Goedel-Prover: A Frontier Model for Open-Source Automated Theorem Proving (2502.07640v3)

Abstract: We introduce Goedel-Prover, an open-source LLM that achieves state-of-the-art (as of April 5 2025) performance in automated formal proof generation for mathematical problems. A key challenge in this field is the scarcity of formalized mathematical statements and proofs, which we address through the following approaches. First, we train LLMs to convert natural language math problems from the Numina dataset to equivalent formal statements in Lean 4. This process creates the dataset Goedel-Pset-v1, which includes 1.64 million formal statements. Next, we develop a large dataset of formal proofs by training a series of provers. Each new prover can prove many statements that previous ones could not, and these new proofs are added to the training set for the next prover. Finally, we obtain the dataset Goedel-Pset-v1-solved, which contains proofs for over 800K statements from Goedel-Pset-v1. Supervised fine-tuning (SFT) of DeepSeek-Prover-V1.5-Base on Goedel-Pset-v1-solved (i.e., no RL) yields a Goedel-Prover-SFT that achieves a success rate of 57.6% (Pass@32) on miniF2F, surpassing the previous leader DeepSeek-Prover-V1.5-RL (trained using SFT + RL on a proprietary dataset) by 7.6%. On PutnamBench, Goedel-Prover-SFT successfully solves 7 problems (Pass@512), ranking first on the leaderboard. We provide extensive discussion of our training methodology, highlighting the key design choices that contribute to Goedel-Prover's strong performance. Further RL training (including DPO) improves Goedel-Prover-SFT's success rate to over 60% (Pass@32) on miniF2F. To aid future research, we provide extensive discussion of our training methodology and design choices. We also fully open-source our codes, models, and datasets. Additionally, we open-source formal proofs for 29.7K problems in Lean Workbook, nearly doubling the 15.7K solved by prior provers.

Overview of the Goedel-Prover Model for Automated Theorem Proving

The paper presents Goedel-Prover, an open-source LLM designed to advance the state-of-the-art (SOTA) in automated formal proof generation. The model specifically targets mathematical problems expressed in formal languages, with a focus on registered success in whole-proof generation. By accomplishing a 57.6% success rate (Pass@32) on the miniF2F benchmark, Goedel-Prover demonstrates significant improvement over previously established models, outperforming the best existing open-source model by 7.6%.

Challenges and Solutions

A notable challenge in training LLMs for theorem proving lies in the limited availability of formalized mathematical statements and proofs. To address this, the team has implemented several novel methodologies:

1. Data Formalization: Training statement formalizers for translating natural language math problems into Lean formal language allowed for the generation of a database of 1.64 million formal statements. This translation process was essential in bridging the gap between informal reasoning and formal reasoning, which machines can verify.
2. Iterative Proof Generation: A powerful aspect of this research lies in iteratively building a large dataset of formal proofs, starting with limited data. By training a series of provers, each being tasked with proving statements the previous model could not, the dataset's robustness continually increased with each iteration. Each prover's success only enhanced the training set further, culminating in the final model exhibiting remarkable whole-proof generation capabilities.

Numerical Results

The Goedel-Prover yields strong numerical outcomes:

• On the miniF2F benchmark, it achieves a 57.6% success rate (Pass@32), showcasing a marked improvement over previous models.
• The model emerged first on the PutnamBench, successfully solving 7 problems (Pass@512), which demonstrates its efficacy against complex benchmarks.
• In terms of generating new formal proofs for Lean Workbook problems, Goedel-Prover produces 29.7K formal proofs, a near doubling of the previous contribution of 15.7K proofs.

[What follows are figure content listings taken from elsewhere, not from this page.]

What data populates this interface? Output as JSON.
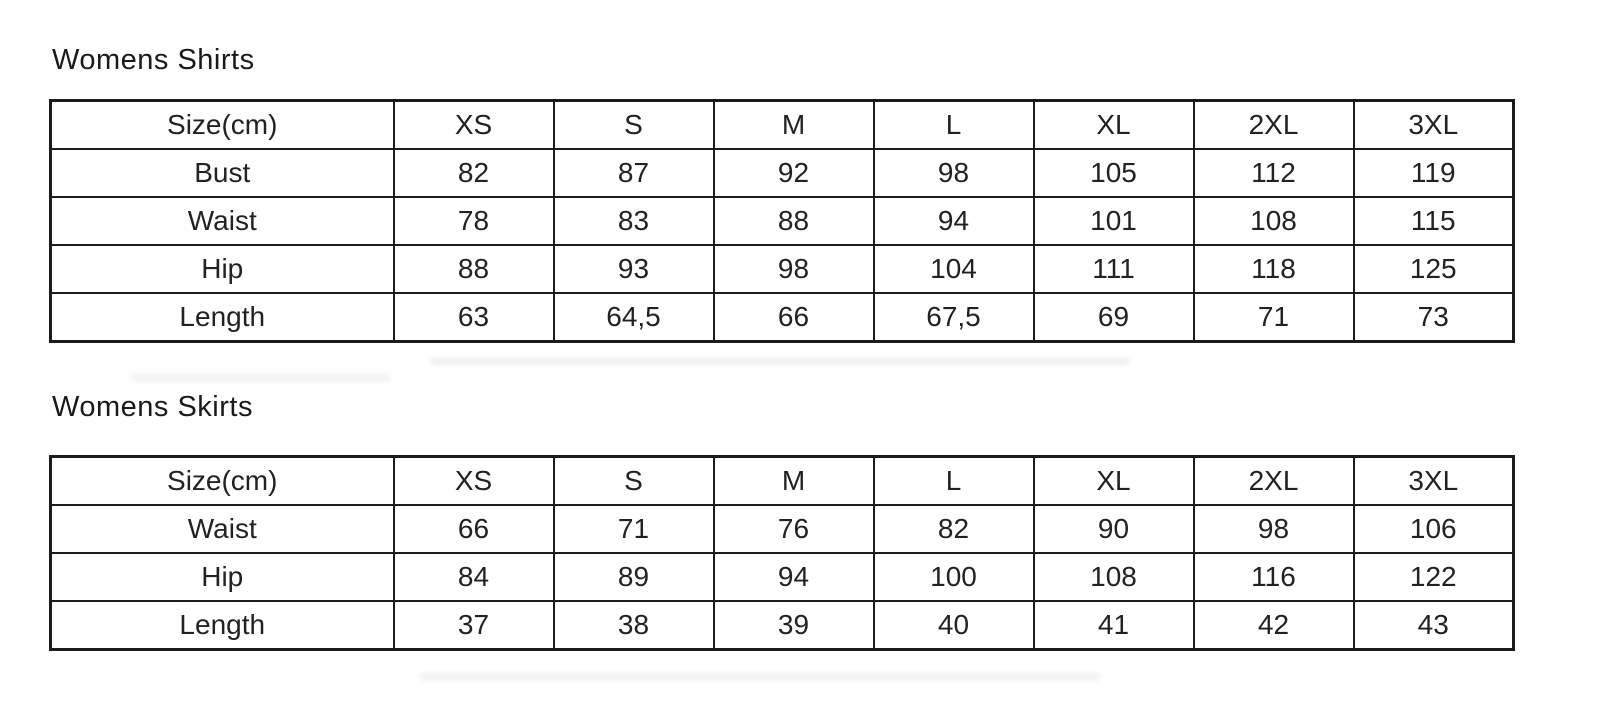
{
  "colors": {
    "background": "#ffffff",
    "text": "#222222",
    "border": "#1b1b1b"
  },
  "tables": [
    {
      "title": "Womens Shirts",
      "header": [
        "Size(cm)",
        "XS",
        "S",
        "M",
        "L",
        "XL",
        "2XL",
        "3XL"
      ],
      "rows": [
        {
          "label": "Bust",
          "values": [
            "82",
            "87",
            "92",
            "98",
            "105",
            "112",
            "119"
          ]
        },
        {
          "label": "Waist",
          "values": [
            "78",
            "83",
            "88",
            "94",
            "101",
            "108",
            "115"
          ]
        },
        {
          "label": "Hip",
          "values": [
            "88",
            "93",
            "98",
            "104",
            "111",
            "118",
            "125"
          ]
        },
        {
          "label": "Length",
          "values": [
            "63",
            "64,5",
            "66",
            "67,5",
            "69",
            "71",
            "73"
          ]
        }
      ]
    },
    {
      "title": "Womens Skirts",
      "header": [
        "Size(cm)",
        "XS",
        "S",
        "M",
        "L",
        "XL",
        "2XL",
        "3XL"
      ],
      "rows": [
        {
          "label": "Waist",
          "values": [
            "66",
            "71",
            "76",
            "82",
            "90",
            "98",
            "106"
          ]
        },
        {
          "label": "Hip",
          "values": [
            "84",
            "89",
            "94",
            "100",
            "108",
            "116",
            "122"
          ]
        },
        {
          "label": "Length",
          "values": [
            "37",
            "38",
            "39",
            "40",
            "41",
            "42",
            "43"
          ]
        }
      ]
    }
  ]
}
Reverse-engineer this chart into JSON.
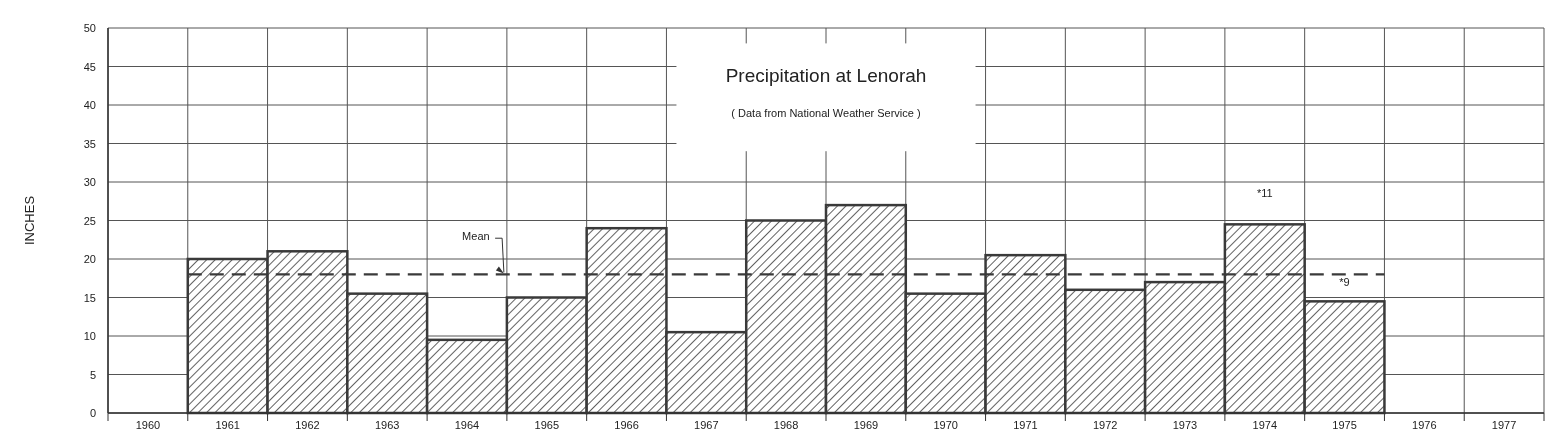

Implications and Future Directions

The Goedel-Prover model sets a new standard in AI-driven formal reasoning and theorem proving by integrating large-scale data synthesis and iterative model training. By bypassing the need for interaction with the Lean compiler for proof validation, the model attains lower latency and avoids extensive computation resources during testing.

Nevertheless, the implications of the proof style adopted by Goedel-Prover merit further investigation. The model's tendency to utilize high-level tactics that perform complex reasoning may not entirely capture the depth required in specific problem contexts. Future work could explore enhancing proof granularity and incorporating search algorithms and online interaction to further improve performance. Additionally, there is potential in integrating symbolic computation tools like SymPy to extend the range of solvable problems, especially those involving complex algebraic simplification.

Overall, Goedel-Prover represents a substantial step in automated theorem proving capabilities, offering a blend of innovative data strategies with effective use of LLMs. The open-sourcing of the code and models provides an invaluable resource for continued research and development in this burgeoning field.